A lack of segregation of duties requires the governing body to be more involved with a government’s day-to-day activities and provide more oversight to the finance and accounting functions. However, elected officials often have full-time jobs or other commitments that take time away from their board or council responsibilities. While elected officials bring a wide array of skills and knowledge to a board or council, extensive experience with finance and accounting that allows for effective oversight of financial management is not always present at every government. Boards and councils also turn over on a regular basis, which likely results in a learning curve for its newest members. As a result, governing bodies tend to be more trusting of management and employees out of necessity.
Some governments have decentralized operations where departments separate from the treasurer carry responsibility for the custody of assets. In many cases, the assets may be in the form of a small checking accounts, petty cash, trust accounts, etc. Generally, segregation of duties is less extensive in outlying departments, thereby exposing the government to certain risks within those departments that are not under the control of the treasury or accounting function where internal controls are present.

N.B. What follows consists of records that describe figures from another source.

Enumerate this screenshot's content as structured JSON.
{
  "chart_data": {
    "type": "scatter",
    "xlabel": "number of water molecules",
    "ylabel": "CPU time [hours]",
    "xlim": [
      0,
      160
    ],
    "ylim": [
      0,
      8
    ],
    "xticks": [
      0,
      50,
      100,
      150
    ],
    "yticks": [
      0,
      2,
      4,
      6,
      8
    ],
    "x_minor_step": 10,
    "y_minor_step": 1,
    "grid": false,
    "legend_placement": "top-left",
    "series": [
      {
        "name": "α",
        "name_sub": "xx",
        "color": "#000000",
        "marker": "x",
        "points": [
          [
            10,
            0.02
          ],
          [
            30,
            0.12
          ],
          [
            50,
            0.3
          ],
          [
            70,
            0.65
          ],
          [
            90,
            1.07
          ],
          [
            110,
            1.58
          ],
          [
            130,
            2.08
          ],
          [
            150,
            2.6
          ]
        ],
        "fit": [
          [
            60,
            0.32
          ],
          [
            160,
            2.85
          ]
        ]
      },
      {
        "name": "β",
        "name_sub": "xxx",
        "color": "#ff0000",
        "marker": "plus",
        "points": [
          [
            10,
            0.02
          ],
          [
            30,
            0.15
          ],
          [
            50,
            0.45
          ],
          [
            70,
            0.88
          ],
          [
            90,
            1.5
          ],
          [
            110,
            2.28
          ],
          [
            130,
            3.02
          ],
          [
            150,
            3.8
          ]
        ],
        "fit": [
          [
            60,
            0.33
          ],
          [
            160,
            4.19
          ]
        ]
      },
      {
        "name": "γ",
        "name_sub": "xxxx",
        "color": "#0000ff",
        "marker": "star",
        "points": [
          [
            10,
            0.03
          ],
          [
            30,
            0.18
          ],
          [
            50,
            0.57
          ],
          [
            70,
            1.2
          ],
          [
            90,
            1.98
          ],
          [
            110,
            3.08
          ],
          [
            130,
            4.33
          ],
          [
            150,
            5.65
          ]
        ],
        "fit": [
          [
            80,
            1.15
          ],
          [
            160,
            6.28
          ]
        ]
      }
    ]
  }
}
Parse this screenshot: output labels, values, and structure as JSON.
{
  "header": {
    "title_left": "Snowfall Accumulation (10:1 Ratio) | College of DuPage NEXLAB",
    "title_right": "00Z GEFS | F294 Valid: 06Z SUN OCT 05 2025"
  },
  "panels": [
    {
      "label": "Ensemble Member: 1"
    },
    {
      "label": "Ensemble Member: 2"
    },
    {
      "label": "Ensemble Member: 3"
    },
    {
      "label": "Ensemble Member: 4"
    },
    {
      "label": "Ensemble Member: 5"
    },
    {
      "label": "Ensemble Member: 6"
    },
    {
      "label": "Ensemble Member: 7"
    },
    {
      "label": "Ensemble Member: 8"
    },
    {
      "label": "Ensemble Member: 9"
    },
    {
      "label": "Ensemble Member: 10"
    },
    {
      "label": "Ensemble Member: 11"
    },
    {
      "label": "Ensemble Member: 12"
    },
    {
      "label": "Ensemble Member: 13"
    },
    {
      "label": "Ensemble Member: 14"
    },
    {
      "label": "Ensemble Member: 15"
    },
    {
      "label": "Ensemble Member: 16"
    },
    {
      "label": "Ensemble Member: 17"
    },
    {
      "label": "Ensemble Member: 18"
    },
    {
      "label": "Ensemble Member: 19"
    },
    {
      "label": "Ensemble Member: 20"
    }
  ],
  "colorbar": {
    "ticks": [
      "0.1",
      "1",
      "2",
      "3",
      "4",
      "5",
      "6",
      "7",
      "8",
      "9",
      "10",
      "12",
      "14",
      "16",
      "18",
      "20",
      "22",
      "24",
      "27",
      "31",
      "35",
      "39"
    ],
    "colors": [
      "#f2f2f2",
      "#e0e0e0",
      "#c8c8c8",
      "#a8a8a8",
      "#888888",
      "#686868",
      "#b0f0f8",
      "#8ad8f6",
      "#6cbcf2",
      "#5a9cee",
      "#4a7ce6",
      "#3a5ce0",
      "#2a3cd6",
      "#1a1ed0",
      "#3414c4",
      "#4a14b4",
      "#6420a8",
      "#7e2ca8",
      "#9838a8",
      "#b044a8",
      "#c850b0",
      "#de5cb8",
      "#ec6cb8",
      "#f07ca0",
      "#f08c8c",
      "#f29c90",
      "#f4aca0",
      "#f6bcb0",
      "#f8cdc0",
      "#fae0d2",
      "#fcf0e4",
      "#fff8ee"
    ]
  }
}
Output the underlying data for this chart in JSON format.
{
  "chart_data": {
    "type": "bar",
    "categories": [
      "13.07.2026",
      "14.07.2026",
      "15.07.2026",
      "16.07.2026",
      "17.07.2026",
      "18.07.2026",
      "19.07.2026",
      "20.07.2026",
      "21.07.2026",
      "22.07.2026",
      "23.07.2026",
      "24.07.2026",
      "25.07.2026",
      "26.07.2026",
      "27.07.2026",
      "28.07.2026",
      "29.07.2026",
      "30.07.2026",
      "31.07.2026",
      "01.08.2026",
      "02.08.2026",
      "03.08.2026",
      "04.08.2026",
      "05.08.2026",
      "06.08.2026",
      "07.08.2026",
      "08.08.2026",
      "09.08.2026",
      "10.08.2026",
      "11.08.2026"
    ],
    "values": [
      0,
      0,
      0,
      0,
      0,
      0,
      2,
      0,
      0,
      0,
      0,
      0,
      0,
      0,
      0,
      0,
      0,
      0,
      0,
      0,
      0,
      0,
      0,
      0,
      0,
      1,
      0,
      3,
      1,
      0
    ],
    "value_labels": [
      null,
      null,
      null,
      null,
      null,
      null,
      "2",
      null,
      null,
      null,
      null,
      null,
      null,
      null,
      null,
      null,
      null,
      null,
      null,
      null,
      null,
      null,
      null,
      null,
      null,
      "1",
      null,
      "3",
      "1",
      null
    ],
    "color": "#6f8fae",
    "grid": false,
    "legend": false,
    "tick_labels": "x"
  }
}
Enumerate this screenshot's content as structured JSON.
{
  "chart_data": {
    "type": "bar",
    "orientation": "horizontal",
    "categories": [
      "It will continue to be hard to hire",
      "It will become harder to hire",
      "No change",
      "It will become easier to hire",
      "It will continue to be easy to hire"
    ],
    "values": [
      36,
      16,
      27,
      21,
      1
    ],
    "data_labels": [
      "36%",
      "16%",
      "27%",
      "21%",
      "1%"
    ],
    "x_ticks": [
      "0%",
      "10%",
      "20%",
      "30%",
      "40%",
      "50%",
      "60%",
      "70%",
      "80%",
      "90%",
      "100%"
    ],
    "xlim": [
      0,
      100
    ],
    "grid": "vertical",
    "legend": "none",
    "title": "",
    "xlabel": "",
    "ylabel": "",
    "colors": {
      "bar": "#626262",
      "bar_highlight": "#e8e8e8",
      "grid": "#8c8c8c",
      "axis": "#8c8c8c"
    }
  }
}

Who is responsible for preventing and detecting fraud?
According to the auditing standards, the primary responsibility for the prevention and detection of fraud rests with the governing body and management. Management’s responsibilities include creating an environment where fraud is not tolerated, identifying risks of fraud, and taking appropriate actions to ensure that controls are in place to prevent and detect fraud. The governing body is responsible for ensuring that management is carrying out the tasks assigned to them in relation to fraud risk and prevention, as well as understanding the environment to determine if management can override or influence the controls in place.
If a government is able to allocate resources to establish an internal audit function, some of management’s responsibilities for the prevention and detection of fraud can be delegated to internal audit. Internal auditors are generally well-versed in evaluating the potential and probability of fraud, errors, or noncompliance and can review internal controls for effectiveness. If internal audit is structured so that they report directly to the board or council, they are considered to be independent of those in management and are not influenced or threatened by management.
Many governing bodies for entities without an operating internal audit function rely on management as well as the external auditors for fraud prevention and detection. While external auditors are responsible for assessing fraud risk within an entity and performing procedures to address those risks, they are only responsible under the auditing standards for providing reasonable assurance that the financial statements are free from material misstatement, whether due to fraud or error. External auditors use a series of tests, sampling, and analytics to reach their conclusions; however, every transaction is not reviewed or audited. Due to the complexity of most fraud schemes, it is more difficult for external auditors to detect misstatements resulting from fraud than misstatements resulting from errors. In fact, the Association of Certified Fraud Examiners reports that less than ten percent of frauds are detected by the external auditors.
With these facts in mind, it is evident that management and the governing body retain the largest share of the responsibility for the prevention and detection of fraud. All parties should exercise skepticism and maintain a trust-but-verify attitude. Skepticism involves a questioning mind, a search for knowledge, and understanding or establishment of expectations. When expectations are not met, seeking a response that is understandable and logical is an important step in fraud prevention. Identification of fraud risks and designing procedures to mitigate those risks are critical to protecting both employees and financial assets of governmental entities.
Fraud prevention and detection necessitate an ever-changing, multi-faceted process; however, even small steps to improve controls can lead to positive results.